As the Border Patrol man darted away along the bench, hastening so as to accomplish his purpose before the occupants resumed their seats, Bob who was the last in line of the party swung up behind him.

“The Army can’t get all the fun,” he chuckled, brushing aside the restraining hand which Jack instinctively thrust out to halt him.

A moment later he was too far away to be dragged back, and all his companions could do was to stare after him with mouths open in dismay.

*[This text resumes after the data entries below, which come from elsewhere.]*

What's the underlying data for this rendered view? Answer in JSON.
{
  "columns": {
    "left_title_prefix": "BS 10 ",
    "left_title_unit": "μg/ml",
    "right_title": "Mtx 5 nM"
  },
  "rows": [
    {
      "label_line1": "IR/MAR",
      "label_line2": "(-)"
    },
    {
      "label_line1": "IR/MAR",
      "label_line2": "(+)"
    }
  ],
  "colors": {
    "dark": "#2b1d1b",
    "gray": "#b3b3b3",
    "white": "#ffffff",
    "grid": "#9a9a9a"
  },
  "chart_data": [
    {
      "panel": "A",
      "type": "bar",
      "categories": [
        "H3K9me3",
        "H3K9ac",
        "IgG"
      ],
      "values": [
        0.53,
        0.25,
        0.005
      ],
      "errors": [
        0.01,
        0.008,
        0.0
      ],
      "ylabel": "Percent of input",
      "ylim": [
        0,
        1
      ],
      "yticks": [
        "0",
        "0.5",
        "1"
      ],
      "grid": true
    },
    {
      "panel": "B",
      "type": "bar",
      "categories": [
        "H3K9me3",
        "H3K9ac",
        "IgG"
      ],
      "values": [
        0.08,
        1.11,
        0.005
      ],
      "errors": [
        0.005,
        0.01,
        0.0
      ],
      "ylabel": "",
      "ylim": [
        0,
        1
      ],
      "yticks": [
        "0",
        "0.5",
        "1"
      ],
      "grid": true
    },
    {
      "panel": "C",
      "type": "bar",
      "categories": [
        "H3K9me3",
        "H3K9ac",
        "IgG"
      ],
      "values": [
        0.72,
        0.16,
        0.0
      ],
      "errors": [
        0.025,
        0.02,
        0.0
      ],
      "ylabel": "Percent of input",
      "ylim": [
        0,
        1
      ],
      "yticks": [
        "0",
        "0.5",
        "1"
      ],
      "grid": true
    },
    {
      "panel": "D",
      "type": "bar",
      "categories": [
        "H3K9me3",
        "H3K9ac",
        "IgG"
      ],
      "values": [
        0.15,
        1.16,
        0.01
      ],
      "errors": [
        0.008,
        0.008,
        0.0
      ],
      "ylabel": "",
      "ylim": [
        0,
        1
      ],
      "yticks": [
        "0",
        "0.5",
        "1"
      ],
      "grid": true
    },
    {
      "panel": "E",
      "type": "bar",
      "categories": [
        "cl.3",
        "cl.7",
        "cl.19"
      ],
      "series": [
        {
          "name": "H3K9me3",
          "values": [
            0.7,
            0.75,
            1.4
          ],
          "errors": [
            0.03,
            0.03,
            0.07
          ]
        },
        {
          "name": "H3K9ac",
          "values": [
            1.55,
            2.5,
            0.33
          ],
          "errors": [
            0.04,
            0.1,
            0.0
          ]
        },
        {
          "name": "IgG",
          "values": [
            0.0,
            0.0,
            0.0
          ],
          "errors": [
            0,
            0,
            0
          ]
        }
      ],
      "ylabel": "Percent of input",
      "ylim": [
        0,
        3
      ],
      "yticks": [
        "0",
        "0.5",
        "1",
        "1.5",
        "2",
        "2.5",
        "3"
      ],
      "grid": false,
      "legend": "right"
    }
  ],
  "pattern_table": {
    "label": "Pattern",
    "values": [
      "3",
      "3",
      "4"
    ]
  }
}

“No, you don’t, Frank,” said Mr. Hampton suddenly, making a dive for Frank. The latter had attempted to climb up on the seat and set off in pursuit of his big pal.

“Come on, Mr. Hampton,” begged Frank, “be a Sport.”

The older man shook his head.

“Two will be plenty for the job,” he said. “I wish Bob hadn’t gone, and I’d have stopped him if I could. I hope no trouble comes of it. And I suppose Bob will be all right, because Captain Cornell can get help by making his rank known, in case the necessity of an appeal to the Mexican police arises. Nevertheless, I won’t be comfortable until I hear from Bob and the army man again. And I’d feel even more uncomfortable if you had gone, too.”